First Author  Clarke LL Year  2004
Journal  Am J Physiol Cell Physiol Volume  287
Issue  1 Pages  C192-9
PubMed ID  15028554 Mgi Jnum  J:95344
Mgi Id  MGI:3525888 Doi  10.1152/ajpcell.00337.2003
Citation  Clarke LL, et al. (2004) A domain mimic increases DeltaF508 CFTR trafficking and restores cAMP-stimulated anion secretion in cystic fibrosis epithelia.

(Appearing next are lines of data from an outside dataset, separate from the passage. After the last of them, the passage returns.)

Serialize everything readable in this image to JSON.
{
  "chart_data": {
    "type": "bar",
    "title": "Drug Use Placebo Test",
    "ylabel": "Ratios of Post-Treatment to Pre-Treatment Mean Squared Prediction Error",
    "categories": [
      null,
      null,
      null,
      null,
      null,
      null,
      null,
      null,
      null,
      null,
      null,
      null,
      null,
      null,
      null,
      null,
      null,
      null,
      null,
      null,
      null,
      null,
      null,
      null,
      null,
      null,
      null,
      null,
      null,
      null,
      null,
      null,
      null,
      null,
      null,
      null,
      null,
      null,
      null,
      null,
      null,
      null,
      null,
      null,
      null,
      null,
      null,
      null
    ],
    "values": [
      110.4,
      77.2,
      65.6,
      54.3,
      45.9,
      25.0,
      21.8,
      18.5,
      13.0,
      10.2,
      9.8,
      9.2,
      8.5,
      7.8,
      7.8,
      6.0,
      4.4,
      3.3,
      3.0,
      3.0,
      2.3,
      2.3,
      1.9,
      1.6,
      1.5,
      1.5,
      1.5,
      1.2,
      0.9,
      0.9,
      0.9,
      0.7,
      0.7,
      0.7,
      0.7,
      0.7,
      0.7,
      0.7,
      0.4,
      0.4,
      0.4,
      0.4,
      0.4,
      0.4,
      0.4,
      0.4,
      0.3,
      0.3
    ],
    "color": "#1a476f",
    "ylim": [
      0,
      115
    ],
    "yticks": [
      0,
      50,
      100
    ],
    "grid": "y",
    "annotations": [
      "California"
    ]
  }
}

Am J Physiol Cell Physiol 287(1):C192-9
abstractText  The major disease-causing mutation of the cystic fibrosis transmembrane conductance regulator (CFTR) is deletion of phenylalanine 508 (DeltaF508), which adversely affects processing and plasma membrane targeting of CFTR. Under conditions predicted to stabilize protein folding, DeltaF508 CFTR is capable of trafficking to the plasma membrane and retains cAMP-regulated anion channel activity. Overexpression is one factor that increases CFTR trafficking; therefore, we hypothesized that expression of a domain mimic of the first nucleotide-binding fold (NBF1) of CFTR, i.e., the site of F508, may be sufficient to overwhelm the quality control process or otherwise stabilize DeltaF508 CFTR and thereby restore cAMP-stimulated anion secretion. In epithelial cells expressing recombinant DeltaF508 human (h)CFTR, expression of wild-type NBF1 increased the amount of both core-glycosylated and mature protein to a greater extent than expression of DeltaF508 NBF1. Expression of wild-type NBF1 in the DeltaF508 hCFTR cells increased whole cell Cl(-) current density to approximately 50% of that in cells expressing wild-type hCFTR. Expression of NBF1 in polarized epithelial monolayers from a DeltaF508/DeltaF508 cystic fibrosis mouse (MGEF) restored cAMP-stimulated transepithelial anion secretion but not in monolayers from a CFTR-null mouse (MGEN). Restoration of anion secretion was sustained in NBF1-expressing MGEF for >30 passages, whereas MGEN corrected with hCFTR progressively lost anion secretion capability. We conclude that expression of a NBF1 domain mimic may be useful for correction of the DeltaF508 CFTR protein trafficking defect in cystic fibrosis epithelia.